La Mochilera
Durante la peregrinación, cayó sobre su espalda una mochila. Hizo que ella trastabillase y tropezase un sinfín de veces hasta que se acostumbró al peso y a la idea de llevar un amigo más, aparte del alma pesada y los libros en las manos. Su nuevo acompañante carecía de flexibilidad, era inerte y ni siquiera conversaba con ella. Se hastió de llevar esa gran incomodidad en su espalda, e intentó quitársela reiteradas veces; en vano.

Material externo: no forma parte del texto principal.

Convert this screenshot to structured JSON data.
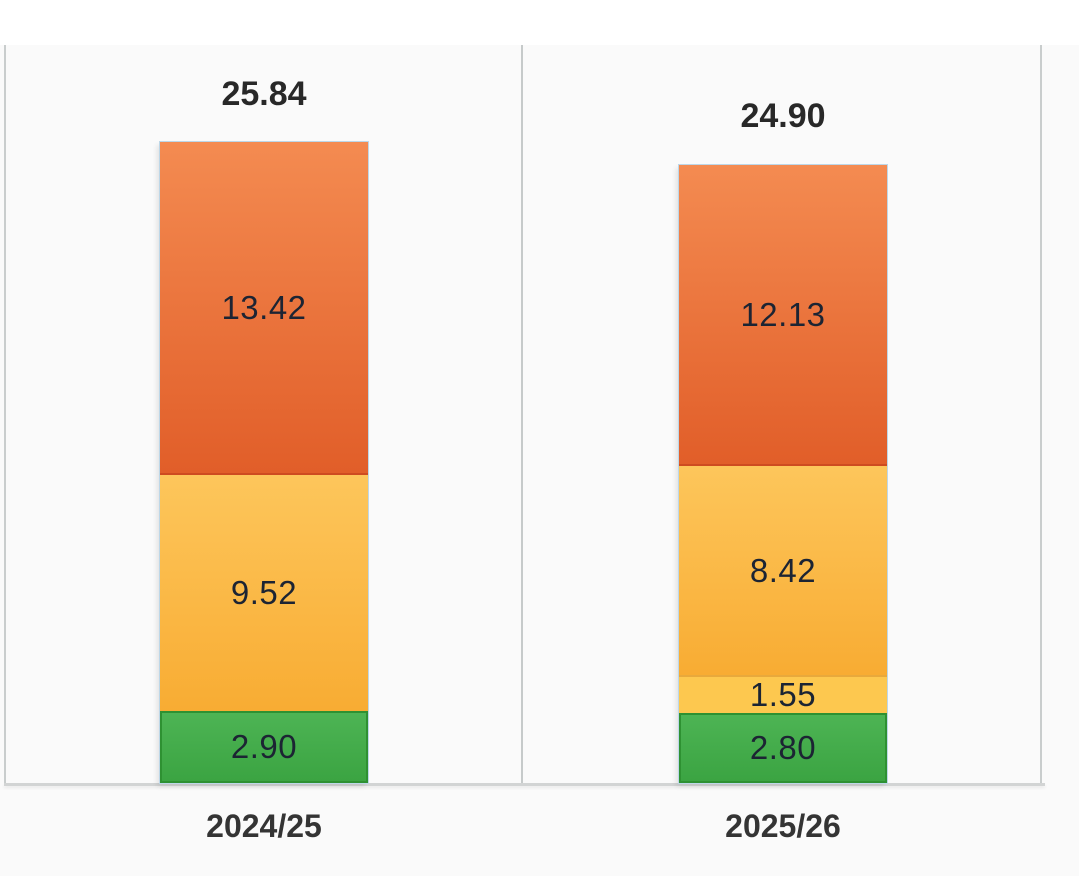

Con el pasar del tiempo, las lluvias del mes y la humedad de los sitios que visitaban juntos, su curioso y callado acompañante comenzó a adoptar la forma de los valles y las mesetas de su espalda; gracias (¿gracias?) a las precipitaciones, largas enredaderas floridas comenzaron a descender por la cintura de la anfitriona, enroscándose en sus caderas, en sus piernas y amarrandose final y firmemente en los dedos de sus pies. Su cabellera llovió sobre la parte superior de la mochila e inventó la noche que aliviara su peso. La larga caminata y los abriles reflexivos obligaron a unirse y a asociarse a la niña a la mochila, tanto que la forma original de la primera cedió. Con su metamorfosis, el tiempo hizo de la pequeña el convexo y de la mochila el cóncavo. Tal para cual.